彼の溺愛はわかりづらい。


奴はすごい抵抗してたけど、心配してる私から逃れることは許さないから。


…やっぱり顔赤い。



「いこ、保健室。やっぱり顔赤いから。こんなクソ寒い廊下にいたら、余計に悪化しちゃうよ。ってか、病人に気づかなかったのかよ、山セン」

「…確かにまぁ、ちょっと……うん、もう、うん。…具合悪い気がしてきた…」

「なんだそのしどろもどろな答えは」



ハッキリしろや。
マジでコイツ、ワケわからん。



「ま、いーや。
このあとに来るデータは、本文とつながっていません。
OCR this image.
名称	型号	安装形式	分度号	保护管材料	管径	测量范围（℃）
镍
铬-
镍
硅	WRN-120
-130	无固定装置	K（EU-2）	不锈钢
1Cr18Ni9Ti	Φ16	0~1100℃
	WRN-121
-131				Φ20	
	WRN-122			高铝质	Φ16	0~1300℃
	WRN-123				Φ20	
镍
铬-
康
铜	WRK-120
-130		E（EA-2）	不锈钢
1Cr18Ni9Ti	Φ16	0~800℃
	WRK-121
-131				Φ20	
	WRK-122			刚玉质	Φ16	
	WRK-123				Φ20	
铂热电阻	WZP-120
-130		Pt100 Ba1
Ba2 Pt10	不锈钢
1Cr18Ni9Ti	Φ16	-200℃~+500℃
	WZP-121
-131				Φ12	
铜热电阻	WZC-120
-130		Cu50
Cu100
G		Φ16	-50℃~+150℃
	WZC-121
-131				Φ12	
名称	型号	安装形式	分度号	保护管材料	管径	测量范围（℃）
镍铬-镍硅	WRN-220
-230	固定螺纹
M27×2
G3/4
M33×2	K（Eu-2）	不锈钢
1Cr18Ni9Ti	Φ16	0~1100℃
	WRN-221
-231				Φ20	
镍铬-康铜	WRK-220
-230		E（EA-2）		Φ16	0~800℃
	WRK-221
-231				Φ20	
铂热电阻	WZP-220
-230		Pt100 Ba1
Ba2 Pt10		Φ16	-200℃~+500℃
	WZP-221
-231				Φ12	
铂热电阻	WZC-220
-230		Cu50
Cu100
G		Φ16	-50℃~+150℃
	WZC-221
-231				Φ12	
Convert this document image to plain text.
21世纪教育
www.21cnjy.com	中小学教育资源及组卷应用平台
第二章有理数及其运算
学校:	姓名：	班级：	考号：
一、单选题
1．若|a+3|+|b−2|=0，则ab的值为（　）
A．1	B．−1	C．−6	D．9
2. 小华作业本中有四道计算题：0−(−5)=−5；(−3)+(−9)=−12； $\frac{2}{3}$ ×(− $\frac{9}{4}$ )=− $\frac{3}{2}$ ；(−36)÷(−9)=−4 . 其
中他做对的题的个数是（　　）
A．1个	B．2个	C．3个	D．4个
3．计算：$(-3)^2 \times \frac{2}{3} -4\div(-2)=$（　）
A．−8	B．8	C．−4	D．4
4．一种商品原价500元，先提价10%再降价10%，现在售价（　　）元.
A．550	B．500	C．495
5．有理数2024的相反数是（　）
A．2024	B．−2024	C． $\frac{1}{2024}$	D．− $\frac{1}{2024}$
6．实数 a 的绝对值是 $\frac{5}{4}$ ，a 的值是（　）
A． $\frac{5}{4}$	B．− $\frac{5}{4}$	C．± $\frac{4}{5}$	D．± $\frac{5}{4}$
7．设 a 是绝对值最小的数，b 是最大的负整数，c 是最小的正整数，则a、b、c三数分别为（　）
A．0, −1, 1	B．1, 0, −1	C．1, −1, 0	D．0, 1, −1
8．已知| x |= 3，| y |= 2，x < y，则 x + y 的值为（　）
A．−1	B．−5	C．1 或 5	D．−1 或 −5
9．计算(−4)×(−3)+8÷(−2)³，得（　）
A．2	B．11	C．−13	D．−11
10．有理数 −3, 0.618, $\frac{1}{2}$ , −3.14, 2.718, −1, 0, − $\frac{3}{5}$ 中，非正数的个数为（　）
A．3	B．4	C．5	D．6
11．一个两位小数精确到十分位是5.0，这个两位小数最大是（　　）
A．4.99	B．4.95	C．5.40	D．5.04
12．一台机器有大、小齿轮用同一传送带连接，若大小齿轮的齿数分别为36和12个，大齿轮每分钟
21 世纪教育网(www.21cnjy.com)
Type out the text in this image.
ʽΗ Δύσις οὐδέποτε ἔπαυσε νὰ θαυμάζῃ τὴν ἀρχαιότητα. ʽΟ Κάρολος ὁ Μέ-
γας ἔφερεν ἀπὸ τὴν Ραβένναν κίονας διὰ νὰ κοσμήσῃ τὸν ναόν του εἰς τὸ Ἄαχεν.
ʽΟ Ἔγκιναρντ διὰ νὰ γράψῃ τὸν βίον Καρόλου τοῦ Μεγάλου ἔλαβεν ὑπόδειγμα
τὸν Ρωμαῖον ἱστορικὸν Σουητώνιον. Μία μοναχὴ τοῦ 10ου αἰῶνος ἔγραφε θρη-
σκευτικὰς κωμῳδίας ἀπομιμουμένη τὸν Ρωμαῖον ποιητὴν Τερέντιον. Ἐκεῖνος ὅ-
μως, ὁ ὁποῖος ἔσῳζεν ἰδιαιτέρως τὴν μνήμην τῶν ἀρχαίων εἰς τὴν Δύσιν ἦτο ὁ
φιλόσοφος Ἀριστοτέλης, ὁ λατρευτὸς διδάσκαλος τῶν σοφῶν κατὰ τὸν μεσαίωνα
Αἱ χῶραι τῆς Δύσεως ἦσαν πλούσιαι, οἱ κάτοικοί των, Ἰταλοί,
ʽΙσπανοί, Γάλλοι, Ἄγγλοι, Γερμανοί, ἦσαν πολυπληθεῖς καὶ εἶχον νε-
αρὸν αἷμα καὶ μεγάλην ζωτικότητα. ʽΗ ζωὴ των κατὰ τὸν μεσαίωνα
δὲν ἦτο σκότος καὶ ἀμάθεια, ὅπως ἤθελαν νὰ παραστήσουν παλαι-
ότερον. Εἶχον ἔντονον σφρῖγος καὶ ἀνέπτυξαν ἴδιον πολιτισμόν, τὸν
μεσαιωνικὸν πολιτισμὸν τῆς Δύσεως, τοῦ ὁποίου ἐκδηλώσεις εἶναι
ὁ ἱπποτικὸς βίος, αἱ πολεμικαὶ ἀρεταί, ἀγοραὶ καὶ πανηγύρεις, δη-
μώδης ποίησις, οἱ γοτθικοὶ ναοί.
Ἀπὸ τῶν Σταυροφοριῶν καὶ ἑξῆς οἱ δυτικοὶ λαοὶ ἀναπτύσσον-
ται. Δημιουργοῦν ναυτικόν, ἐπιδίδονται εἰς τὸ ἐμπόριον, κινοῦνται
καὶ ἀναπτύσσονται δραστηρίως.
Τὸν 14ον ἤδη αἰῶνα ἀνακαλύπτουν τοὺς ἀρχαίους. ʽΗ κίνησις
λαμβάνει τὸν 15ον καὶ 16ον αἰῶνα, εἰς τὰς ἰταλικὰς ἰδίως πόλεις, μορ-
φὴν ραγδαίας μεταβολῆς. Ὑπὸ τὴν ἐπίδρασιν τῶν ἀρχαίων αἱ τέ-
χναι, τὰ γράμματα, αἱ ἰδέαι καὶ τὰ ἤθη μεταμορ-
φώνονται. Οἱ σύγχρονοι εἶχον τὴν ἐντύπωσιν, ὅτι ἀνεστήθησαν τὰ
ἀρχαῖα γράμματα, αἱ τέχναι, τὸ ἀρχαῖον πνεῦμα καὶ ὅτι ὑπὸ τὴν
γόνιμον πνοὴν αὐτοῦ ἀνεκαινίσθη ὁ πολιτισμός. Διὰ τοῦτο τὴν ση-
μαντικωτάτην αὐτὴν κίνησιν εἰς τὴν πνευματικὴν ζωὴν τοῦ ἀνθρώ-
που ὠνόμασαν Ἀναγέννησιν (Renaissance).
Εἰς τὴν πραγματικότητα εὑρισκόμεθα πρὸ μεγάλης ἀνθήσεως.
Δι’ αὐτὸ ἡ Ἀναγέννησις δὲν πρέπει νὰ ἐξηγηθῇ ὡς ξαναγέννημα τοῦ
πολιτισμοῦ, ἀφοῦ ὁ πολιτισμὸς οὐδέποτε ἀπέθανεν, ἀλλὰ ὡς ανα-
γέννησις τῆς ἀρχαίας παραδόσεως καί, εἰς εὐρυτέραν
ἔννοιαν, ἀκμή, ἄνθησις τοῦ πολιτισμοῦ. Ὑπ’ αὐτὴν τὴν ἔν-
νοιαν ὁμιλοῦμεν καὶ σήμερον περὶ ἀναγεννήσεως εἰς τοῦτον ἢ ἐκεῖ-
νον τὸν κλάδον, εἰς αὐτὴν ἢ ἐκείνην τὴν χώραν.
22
さっさと保健室行こ」

「…あ、あぁ…」

「…アンタが弱ってるとか、なんか変なの」



いっつも、私にキャンキャン嚙みついてくるところばっかり…というか、それ以外のコイツを見たことないし。



「うるせーよ」

「心配してんのに」

「そりゃどーも」



雑すぎる返事にムカつきながら、「ふざけんな」と言いそうなこの口を慌てて閉じる。
…さすがに、具合悪い奴と言い争いするほど、鬼畜じゃないし。


…ちょっとした我慢に違和感を覚えながら隣のアイツを見ると、もう、そんなに具合悪いようには見えなかったけど…まぁ、廊下にいるのもヤだし、あえてツッコまないでおこうと思った。